At present, the promoters’ holding in the MFI is about 4.73 per cent, with the Sarada Mutually Aided Cooperative Society holding a majority stake of about 51.19 per cent.
SWAS is one of the last few MFIs to be admitted in the debt restructuring cell after a crisis in the sector in October 2010.
In 2011, five relatively bigger MFIs—SHARE Microfin, Asmitha Microfin, Spandana Sphoorty Financial, Trident Microfin, and Future Financial Services — had restructured close to Rs 5,000 crore in loans. However, the smaller MFIs had been struggling to stay afloat as business had come to a halt after October 2010.
Earlier this calendar year, banks had agreed to restructure loans of Bhartiya Samruddhi Finance, led by Vijay Mahajan-led BASIX Group.

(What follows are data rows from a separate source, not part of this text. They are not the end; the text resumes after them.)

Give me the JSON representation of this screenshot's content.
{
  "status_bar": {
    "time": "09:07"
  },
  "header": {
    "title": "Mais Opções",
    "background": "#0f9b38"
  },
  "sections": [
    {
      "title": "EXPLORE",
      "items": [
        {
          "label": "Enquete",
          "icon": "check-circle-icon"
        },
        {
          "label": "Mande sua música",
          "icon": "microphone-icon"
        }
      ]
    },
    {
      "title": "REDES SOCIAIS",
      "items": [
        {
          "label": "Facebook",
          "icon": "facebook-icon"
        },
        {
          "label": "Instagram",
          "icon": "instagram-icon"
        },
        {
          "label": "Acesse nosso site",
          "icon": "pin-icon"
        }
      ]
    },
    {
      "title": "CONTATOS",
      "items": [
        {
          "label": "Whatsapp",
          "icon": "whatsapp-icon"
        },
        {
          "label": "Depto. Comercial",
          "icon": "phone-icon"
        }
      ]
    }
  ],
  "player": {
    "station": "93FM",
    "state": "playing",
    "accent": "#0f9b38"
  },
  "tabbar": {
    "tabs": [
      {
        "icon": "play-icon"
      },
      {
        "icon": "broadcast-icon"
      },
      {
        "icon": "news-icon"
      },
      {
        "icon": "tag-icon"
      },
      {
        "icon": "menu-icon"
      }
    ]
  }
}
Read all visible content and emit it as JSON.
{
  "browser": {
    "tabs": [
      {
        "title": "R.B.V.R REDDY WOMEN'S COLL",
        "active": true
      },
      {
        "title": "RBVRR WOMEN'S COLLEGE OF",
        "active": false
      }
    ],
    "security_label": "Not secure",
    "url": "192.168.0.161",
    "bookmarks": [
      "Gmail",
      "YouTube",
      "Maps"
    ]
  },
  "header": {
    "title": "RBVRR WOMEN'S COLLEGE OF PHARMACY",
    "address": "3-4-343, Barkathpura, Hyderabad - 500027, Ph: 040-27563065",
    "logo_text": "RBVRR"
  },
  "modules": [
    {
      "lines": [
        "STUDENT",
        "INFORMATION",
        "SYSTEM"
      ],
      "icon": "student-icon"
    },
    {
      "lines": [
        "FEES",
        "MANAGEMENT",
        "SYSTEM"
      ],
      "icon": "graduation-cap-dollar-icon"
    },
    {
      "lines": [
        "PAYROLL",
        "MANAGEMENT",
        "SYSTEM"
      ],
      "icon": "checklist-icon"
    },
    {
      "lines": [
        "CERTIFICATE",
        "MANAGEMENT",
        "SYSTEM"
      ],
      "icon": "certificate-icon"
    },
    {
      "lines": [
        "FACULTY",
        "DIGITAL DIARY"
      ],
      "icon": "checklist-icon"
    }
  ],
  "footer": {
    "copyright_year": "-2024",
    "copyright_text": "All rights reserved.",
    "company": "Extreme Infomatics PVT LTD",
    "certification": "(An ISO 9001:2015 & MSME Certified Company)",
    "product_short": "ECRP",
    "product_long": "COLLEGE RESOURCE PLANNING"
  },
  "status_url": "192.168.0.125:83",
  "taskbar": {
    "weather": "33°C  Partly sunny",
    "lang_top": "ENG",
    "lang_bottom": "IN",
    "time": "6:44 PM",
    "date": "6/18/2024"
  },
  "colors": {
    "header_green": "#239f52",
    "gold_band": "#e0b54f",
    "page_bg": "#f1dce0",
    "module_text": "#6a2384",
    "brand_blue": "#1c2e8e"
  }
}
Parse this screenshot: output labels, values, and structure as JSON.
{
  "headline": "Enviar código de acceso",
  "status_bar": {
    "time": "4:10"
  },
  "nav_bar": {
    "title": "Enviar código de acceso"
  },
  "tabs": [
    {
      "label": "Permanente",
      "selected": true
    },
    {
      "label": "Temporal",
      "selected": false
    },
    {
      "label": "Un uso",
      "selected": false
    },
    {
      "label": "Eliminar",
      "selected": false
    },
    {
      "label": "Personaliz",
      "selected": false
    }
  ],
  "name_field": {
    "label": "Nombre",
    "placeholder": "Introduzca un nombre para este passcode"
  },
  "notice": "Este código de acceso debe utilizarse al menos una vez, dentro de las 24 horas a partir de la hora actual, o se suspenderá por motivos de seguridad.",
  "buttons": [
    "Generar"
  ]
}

Punjab National Bank, with an exposure of close to Rs 22 crore is the biggest lender to SWAWS. Other bankers to SWAWS include Indian Overseas Bank, Central Bank of India, Union Bank of India, Lakshmi Vilas Bank, Karur Vyasya Bank, IDBI Bank and Karantak Bank. The four non banking finance companies which had lend to SWAWS are: Reliance Capital and Fullerton India Credit Ltd, among others, said Ramamurthy.
Mounting debt and depleting cash flow have put small MFIs on the brink of bankruptcy, a situation where they do not have enough money to repay debt and meet day-to-day expenses. Three other small MFIs— Cresa Financial Services, Dovefin Micro Finance, and Nano Financial Services — had also requested banks to restructure their loans.